AI: a misnamed, yet important technological advance?
Is AI akin to a pulsing brain in a jar of fluid, as sometimes depicted in Sci-fi B-movies from many decades ago: outwardly impressive, scary, and, unless thwarted, destined to rule the world?
In reality, AI is each of mundane and exciting: as determined from one's perspective.
I suggest that the strengths and weaknesses of AI are most easily grasped by comparison with a much simpler tool of empirical modelling, which remains in wide use. I refer to multiple linear regression, this is an extension of the simple linear regression dating back to at least the 19th century. The advent of increasingly easy means to do arithmetic led to multiple linear regression's use (and misuse) in many academic disciplines, and in commerce.
In essence, from a set of data representing numbers and categories a 'best fitting' linear combination of the recorded variables ('independent variables') as predictors of a variable of particular interest ('dependent variable') is obtained. 'Fit' is commonly decided using 'least squares'.
An example is studying the relationship between the onset of dementia (independent variable) and hypothesised predictive (or potentially 'confounding') variables such as age, sex, educational attainment level, occupationally defined social class, and categories of ethnicity. This study may have the intent of elucidating causal relationships. In the hands of a competent researcher, various combinations of independent variables (perhaps interactions among them too) will be explored; the selection of the final model from which inferences will be drawn is not delegated to the encompassing software.
Alternatively, motivation for the study may be to inform decisions over the allocation of health and social care services to populations of varying structures. Utility of this model depends upon faith in its overall ability to predict need for financing services: insight regarding causal relationships of particular independent variables to the outcome is not sought.
Key points for consideration when comparison to AI is made are as follows.
1. For either motivation for study, variables of plausible relevance are decided by the investigators. Depending upon the reason for a study, values of variables can be sought either from routinely collected aggregate sets of data, or by interrogating individuals drawn from the population by random sampling.
2. Depending upon the face-validity and how well the gathered data represent the 'population of data' from which they are drawn, the influence of chance upon the magnitudes of resulting model coefficients may be adduced e.g. constructing confidence intervals.
3. Model coefficients are weights attached to the independent variables. This is explicitly so when the variables are standardised to a common scale.
4. Correlation and regression techniques cannot establish causal relationships. Carefully conducted, these may suggest patterns worthy of further investigation by appropriate study designs.
5. Studies intending to identify the possibility, and magnitude, of causal relationships take place within a theoretical context adopted by the researchers.
6. The calculations made by regression analysis software are simple to understand, and for a given set of data exactly reproducible.
AI technology is problematic in the following respects.
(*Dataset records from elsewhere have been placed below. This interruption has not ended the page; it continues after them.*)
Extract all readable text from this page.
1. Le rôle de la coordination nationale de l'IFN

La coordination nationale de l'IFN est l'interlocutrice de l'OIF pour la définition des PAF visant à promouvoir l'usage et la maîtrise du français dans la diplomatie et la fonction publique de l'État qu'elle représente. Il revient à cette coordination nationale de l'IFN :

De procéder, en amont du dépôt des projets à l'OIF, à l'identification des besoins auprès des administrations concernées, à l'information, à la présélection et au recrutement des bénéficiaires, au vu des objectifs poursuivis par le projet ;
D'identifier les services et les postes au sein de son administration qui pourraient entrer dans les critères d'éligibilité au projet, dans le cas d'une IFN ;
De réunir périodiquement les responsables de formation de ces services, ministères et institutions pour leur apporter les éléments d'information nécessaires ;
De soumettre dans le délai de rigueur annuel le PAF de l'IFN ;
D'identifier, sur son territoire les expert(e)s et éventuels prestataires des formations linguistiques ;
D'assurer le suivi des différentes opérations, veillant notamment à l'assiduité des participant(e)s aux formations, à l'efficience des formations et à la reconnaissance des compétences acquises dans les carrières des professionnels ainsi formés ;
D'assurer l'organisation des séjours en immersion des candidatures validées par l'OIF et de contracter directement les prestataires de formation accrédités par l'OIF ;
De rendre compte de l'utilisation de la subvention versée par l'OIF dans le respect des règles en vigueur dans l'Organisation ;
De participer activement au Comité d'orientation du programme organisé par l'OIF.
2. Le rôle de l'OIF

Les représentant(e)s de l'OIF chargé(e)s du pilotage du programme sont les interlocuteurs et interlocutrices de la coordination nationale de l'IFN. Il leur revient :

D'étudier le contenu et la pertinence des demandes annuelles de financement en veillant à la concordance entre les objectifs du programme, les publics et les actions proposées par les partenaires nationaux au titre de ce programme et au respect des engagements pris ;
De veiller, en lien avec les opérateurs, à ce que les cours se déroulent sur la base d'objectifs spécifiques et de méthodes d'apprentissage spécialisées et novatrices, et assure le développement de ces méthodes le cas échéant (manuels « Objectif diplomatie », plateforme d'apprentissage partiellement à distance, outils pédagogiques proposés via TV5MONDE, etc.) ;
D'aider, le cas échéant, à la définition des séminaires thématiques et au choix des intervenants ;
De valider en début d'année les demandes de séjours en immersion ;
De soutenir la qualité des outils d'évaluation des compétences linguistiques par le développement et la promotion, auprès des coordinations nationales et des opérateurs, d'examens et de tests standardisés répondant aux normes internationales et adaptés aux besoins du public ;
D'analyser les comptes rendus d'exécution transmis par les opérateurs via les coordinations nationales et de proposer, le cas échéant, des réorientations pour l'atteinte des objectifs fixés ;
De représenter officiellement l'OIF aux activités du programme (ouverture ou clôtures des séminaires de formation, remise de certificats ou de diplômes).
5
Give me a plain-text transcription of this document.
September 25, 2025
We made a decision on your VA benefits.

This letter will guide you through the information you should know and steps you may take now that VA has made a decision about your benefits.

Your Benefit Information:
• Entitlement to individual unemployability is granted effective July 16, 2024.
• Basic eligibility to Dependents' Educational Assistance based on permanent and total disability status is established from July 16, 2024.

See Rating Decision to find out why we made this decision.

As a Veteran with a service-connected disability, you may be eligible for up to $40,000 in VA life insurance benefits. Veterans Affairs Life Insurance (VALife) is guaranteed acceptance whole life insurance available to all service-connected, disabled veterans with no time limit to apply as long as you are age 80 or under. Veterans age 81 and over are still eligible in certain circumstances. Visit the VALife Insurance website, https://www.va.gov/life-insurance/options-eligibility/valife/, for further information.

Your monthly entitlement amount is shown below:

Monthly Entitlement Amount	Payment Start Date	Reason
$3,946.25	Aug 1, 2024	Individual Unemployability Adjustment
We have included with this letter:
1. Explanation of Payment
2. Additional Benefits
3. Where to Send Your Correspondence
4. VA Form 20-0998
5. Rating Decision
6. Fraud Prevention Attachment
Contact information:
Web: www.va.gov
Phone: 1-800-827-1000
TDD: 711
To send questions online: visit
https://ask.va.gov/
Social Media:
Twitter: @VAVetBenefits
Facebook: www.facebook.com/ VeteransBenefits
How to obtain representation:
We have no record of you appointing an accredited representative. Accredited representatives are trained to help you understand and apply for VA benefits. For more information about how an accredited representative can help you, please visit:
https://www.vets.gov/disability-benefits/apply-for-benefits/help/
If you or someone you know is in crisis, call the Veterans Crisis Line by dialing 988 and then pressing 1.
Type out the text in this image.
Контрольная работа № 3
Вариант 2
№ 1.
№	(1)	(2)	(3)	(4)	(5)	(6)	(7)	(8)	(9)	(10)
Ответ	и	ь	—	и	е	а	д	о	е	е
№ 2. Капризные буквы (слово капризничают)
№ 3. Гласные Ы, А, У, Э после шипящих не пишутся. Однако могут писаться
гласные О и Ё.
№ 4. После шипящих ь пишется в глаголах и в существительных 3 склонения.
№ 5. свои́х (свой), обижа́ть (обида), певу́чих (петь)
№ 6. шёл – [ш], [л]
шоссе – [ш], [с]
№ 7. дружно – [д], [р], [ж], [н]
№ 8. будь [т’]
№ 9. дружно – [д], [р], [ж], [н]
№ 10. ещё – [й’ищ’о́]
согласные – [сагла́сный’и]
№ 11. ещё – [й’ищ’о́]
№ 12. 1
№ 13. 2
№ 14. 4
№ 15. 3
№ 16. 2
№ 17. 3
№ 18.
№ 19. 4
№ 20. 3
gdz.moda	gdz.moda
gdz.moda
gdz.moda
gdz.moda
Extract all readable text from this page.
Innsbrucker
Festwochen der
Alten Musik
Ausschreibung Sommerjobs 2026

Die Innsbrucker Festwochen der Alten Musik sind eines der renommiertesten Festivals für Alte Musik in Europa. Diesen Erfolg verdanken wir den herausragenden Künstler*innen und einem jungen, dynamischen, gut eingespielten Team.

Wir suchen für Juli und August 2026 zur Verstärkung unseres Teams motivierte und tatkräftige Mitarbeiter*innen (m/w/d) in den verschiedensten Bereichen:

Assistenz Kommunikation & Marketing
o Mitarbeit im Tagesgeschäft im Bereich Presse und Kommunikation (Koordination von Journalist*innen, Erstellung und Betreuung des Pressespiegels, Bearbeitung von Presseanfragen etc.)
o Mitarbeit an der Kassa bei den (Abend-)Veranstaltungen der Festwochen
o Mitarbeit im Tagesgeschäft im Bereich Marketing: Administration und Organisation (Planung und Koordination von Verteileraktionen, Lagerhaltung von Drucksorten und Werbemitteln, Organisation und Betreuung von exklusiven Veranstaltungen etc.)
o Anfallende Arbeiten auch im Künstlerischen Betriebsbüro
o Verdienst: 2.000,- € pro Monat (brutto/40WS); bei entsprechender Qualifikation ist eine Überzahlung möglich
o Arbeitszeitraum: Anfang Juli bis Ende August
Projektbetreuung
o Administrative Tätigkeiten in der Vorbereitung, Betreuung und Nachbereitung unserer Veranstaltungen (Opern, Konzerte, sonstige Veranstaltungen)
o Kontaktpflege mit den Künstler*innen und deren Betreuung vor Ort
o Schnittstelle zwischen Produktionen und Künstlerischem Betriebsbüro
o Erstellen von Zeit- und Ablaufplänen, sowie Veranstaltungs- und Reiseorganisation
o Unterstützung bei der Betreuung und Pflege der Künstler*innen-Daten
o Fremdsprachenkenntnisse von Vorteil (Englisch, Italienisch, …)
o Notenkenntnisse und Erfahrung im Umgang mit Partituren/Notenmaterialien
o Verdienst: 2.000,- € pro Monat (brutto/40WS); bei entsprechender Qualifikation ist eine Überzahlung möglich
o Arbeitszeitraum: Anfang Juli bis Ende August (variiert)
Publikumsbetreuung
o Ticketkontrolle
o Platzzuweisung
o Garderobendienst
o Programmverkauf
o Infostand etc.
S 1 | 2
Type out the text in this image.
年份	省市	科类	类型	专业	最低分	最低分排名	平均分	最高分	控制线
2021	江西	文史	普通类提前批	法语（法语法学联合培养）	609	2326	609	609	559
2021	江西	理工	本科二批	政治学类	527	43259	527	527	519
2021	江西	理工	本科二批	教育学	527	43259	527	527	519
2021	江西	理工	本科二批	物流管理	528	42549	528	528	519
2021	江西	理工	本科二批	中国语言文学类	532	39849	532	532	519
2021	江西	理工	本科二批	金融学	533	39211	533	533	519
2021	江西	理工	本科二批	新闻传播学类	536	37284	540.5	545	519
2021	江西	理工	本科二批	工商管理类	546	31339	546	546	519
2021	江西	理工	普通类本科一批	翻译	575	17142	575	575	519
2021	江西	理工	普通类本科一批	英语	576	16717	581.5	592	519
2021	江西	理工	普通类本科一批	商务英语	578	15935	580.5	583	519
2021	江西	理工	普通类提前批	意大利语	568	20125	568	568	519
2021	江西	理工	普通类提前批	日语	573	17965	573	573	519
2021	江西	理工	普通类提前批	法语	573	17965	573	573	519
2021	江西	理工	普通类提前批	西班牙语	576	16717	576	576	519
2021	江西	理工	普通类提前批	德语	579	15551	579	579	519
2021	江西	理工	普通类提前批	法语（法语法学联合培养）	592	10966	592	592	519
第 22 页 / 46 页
1. At present, it is hard (impossible?) to make an AI produce its chain of reasoning other than when drawing abstract logical and mathematical inferences according to a predefined calculus. In fact, special purpose software, for running in the conventional manner, appears able to achieve the same.
2. Current AI configurations don't discriminate on the basis of the provenance of information used to determine their internal model weightings.
3. Related to the above-mentioned, AI 'training' based upon general Internet 'content', and throwing in books, and music, lacks rationale beyond 'the more, the better'. Training differs greatly from mentored instruction provided to children; AIs do not mimic curiosity, neither does training for a general purpose, rather than covering a specific domain of knowledge/application, involve human judgement over the relative merits of information sources. 'Rubbish in, rubbish out' is an apt description.
4. Just as naively used regression analysis produces nonsense, so does AI. For example, university students across a range of disciplines are shown how to use statistical software packages such as SPSS; these resources are well-constructed, and invaluable in the right hands; however, an inadequately taught or supervised student may choose inappropriate analysis options, and may place undue emphasis on particular resulting statistics e.g. significance tests. These failings are identifiable by competent instructors: the nature of faulty decisions is evident. Wrongness emanating from an AI will remain opaque unless the AI's assertions are contradicted by its interlocutor's prior knowledge. How the AI strayed from reasonable summation of knowledge and deductions therefrom may never be known.
Despite grounds for strong reservations, AI technology is amazing and may offer much more in the right hands. Its capacity for interacting using human language is truly impressive, this despite reservations, exemplified in the paper quoted from in the Register report, over what epistemological status AI merits.
AI appears to complement and advance pre-existing techniques for image manipulation. Swathes of activity by business (e.g. film making) look set for fascinating development.
The 'hype', misunderstanding, and potential for nefarious purposes, already is evident, but that can be true for any innovation.